This is a short description of a visit to the Misisi slum, in Lusaka, Zambia. Although written several years ago, the suffering of people who live “across the railway line” is no different today…
You step across the railway line to get into the Misisi slum. And, when you cross the line, you enter a world of squalor and suffering. Children with nowhere to go and nobody to care for them sit silently along the edges of the streets. Unloved and forgotten, there are no smiles to be seen on their lips, no hope to be found in their eyes. Mothers, seeking to provide for their children, are often forced into selling themselves for a pittance before they can purchase scraps of food. Young men, with no opportunities, no prospects, and no chance, get stoned on the local brew, get into fights, and fall headlong into a life of crime. The streets of Misisi are oppressive; a place where fear and the threat of violence are constant, unwelcome, companions.

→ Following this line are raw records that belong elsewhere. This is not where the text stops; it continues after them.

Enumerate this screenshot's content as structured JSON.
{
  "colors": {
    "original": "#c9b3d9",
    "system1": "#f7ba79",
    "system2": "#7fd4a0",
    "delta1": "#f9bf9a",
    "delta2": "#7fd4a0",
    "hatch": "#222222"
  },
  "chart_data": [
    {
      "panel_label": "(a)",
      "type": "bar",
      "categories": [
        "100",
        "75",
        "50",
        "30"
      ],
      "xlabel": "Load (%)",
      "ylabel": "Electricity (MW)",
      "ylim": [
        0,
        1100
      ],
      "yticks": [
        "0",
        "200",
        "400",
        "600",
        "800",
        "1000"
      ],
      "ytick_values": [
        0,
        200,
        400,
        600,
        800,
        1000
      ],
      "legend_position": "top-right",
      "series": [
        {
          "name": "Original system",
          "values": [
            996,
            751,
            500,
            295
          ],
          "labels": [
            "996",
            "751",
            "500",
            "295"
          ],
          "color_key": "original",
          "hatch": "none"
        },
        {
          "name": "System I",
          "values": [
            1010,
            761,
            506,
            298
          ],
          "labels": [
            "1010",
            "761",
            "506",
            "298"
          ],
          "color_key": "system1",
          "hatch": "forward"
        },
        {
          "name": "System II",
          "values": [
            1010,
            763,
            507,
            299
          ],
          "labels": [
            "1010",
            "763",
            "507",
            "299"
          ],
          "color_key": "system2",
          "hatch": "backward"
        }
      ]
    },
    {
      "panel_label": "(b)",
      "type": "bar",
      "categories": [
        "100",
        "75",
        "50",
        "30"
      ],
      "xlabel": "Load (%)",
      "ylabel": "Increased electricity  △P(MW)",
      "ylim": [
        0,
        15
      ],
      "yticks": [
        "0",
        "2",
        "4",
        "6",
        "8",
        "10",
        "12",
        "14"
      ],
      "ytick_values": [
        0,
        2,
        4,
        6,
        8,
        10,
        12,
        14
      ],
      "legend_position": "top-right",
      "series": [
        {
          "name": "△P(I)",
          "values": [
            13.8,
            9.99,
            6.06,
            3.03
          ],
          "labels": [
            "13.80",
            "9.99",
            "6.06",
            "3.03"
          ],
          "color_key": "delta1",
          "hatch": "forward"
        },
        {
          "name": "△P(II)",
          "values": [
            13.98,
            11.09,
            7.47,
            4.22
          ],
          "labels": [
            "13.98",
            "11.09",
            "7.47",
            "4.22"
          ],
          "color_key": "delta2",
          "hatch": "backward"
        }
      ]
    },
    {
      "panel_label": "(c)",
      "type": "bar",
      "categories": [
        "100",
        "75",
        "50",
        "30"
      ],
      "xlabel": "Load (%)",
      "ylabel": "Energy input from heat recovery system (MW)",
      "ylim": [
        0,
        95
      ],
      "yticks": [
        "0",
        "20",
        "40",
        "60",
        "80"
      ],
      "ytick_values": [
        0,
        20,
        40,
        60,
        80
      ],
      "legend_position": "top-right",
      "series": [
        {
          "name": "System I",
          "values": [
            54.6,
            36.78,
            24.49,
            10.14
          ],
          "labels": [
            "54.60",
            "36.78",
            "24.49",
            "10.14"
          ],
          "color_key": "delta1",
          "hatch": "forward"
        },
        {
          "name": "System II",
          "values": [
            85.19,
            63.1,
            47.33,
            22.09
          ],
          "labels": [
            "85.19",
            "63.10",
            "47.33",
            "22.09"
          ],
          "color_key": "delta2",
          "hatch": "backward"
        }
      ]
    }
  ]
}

There is no sewage system in Misisi. The stench lingers wherever you go and worsens as the temperatures soar. It is the rainy season now, flooding the streets and ramshackle, makeshift houses with water and human waste. This is a place where the rats thrive. Big, savage rats. They are everywhere. Waves of disease sweep mercilessly through the camp at times like this. There is no escape from it. Malaria, cholera, AIDS all take turns to strike down their victims. Yet death is an everyday event in Misisi. And, for many, when it comes it is almost welcomed – a relief from the agonizing, daily struggle just to exist.
I can leave. And I do. I step back across the railway line, leave Misisi and return to a better, safer, world. For its inhabitants that is just a distant dream. Tomorrow will be the same on the other side of the line. Segregation. Deprivation. Starvation. And the desperate need for salvation.